India is adopting a cleaner and greener economic growth pathway today, with the Government running one of the largest renewable capacity expansion programs in the world. The implementation of the National Smart Grid Mission, along with new programs for increasing energy capacities from wind and waste conversion, are key elements of this vision. This vision is inextricably linked to the principle of ‘need-based consumption’ which follows the need to maximize on existing resources and decarbonize everyday activities. For liquid fuels, this is highlighted by targets initiated by the Ministry of Petroleum & Natural Gas to increase the supply of ethanol-blended petrol (E10) to all parts of the country.
“India is on track to exceed its Paris commitments,” said India’s Minister of Petroleum and Natural Gas, Mr. Dharmendra Pradhan. “This is thanks to investment in novel low-carbon technologies such as this project between IndianOil and LanzaTech. It is promising to see carbon turned from a liability into an opportunity, where we can reduce emissions, maximize resources and decarbonize our economy.”
The Indian Oil backstory
In May, we reported that the Haryana state government has approved Indian Oil’s investment proposal for a $93.3 million 100,000 liter per day second-generation ethanol plant using crop waste including 50 acres of free or nearly free land in Panipat to site the facility. The plan is for the plant to be commissioned within the next two years.

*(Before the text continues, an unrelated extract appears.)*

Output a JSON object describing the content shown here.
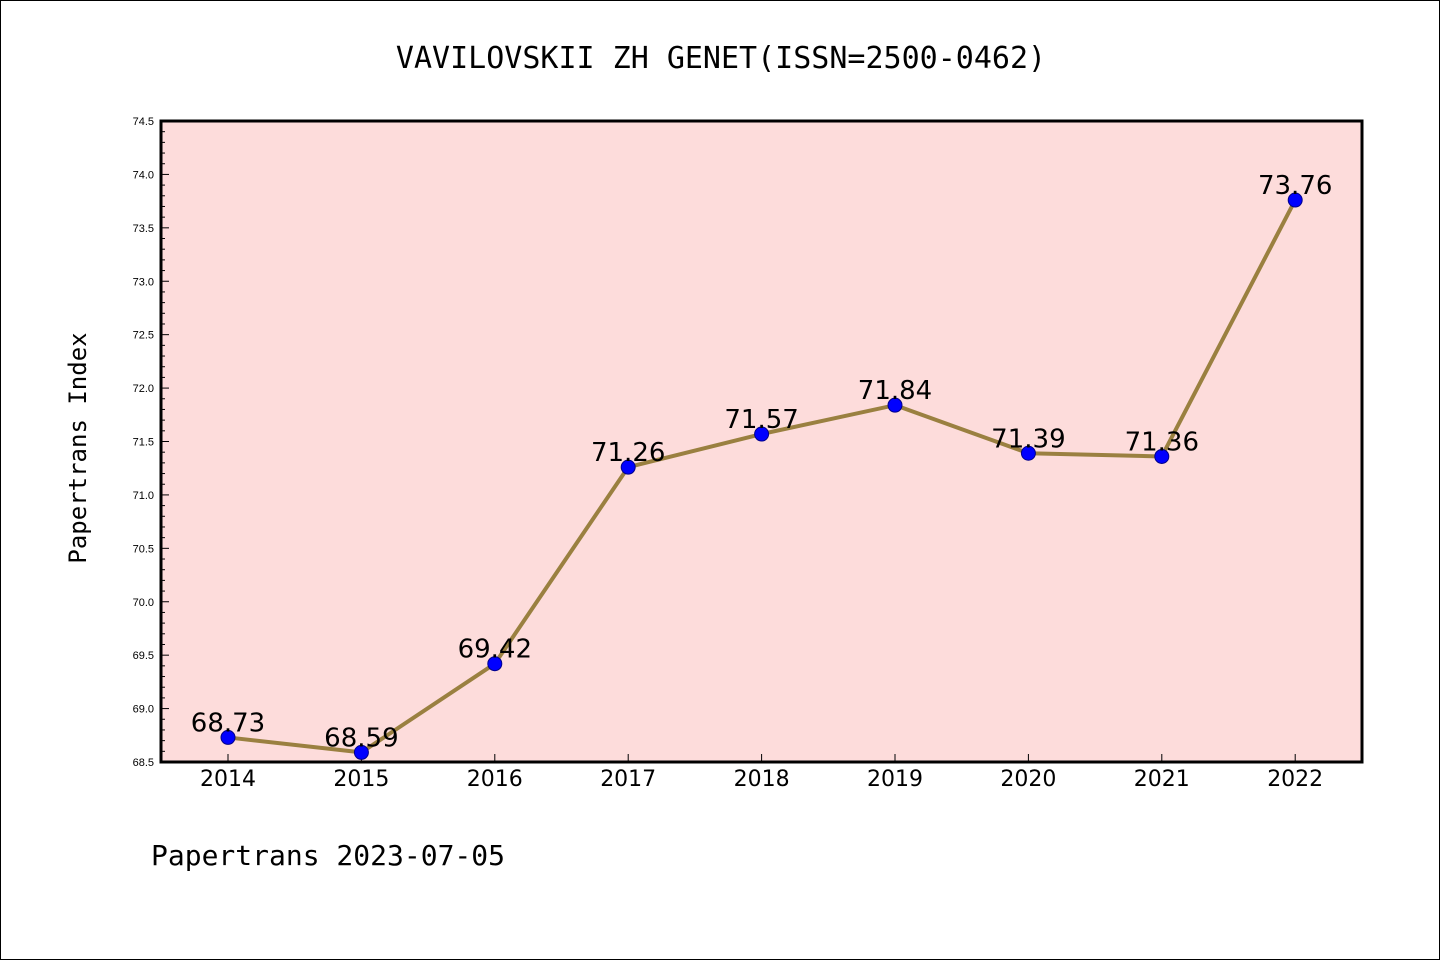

Back in March, the state government asked the company to submit an investment proposal, promising that it would be considered favorably.
Last November, we reported that Indian Oil Corp. Ltd (IOCL), Bharat Petroleum Corp. Ltd (BPCL) and Hindustan Petroleum Corp. Ltd (HPCL) will invest $586 million in developing seven second-generation ethanol plants to help the government achieve its 22.5% ethanol blending goals. Each facility is planned to produce between 100,000 and 150,000 liters of ethanol per day along with compressed-CNG for use in vehicles.
“Innovation is one of IndianOil’s core values as evidenced by our continued investment in our R&D and engineering teams,” said Mr. Sanjiv Singh, Chairman IndianOil. “Innovation helps us learn and grow and this project at the Panipat Refinery enables us to continue to move forward with our commitment to build a strong sustainable business that demonstrates concern for society and the environment. The biofuels we will be able to produce will support the requirements for motor spirit blends set by the Government of India while enabling IndianOil to add value while reducing its emissions.”
“India is leading a transformational shift which balances industrial growth with the needs of society and the environment,” said Dr Jennifer Holmgren, CEO of LanzaTech. “Changes in the energy paradigm pose a serious challenge for energy companies but IndianOil is taking the challenge as an opportunity. They are leading the next generation of refiners as they diversify India’s energy sources and explore alternative ways to meet the country’s energy needs, sustain economic growth and alleviate energy poverty. We are very proud to be working with IndianOil as it plans the first deployment of LanzaTech technology in one of its major refineries, demonstrating the broad applicability of emissions recycling across industrial sectors, beyond steel.”
The Bottom Line
We’ve been following the India story all throughout the year, but perhaps this is the most exciting element given the technological milestone of directly using CO2 as a feedstock. The timing is uncertain, but the direction is not — CO2’s days as a valueless emission, suitable only for wrangling over pollutants — may be over.
And that’s a long-standing story in energy. Years ago, oil refiners used to throw gasoline into the river, lacking a use for it. It wasn’t the EPA that came along and stoped that — it was technology that unlocked the value.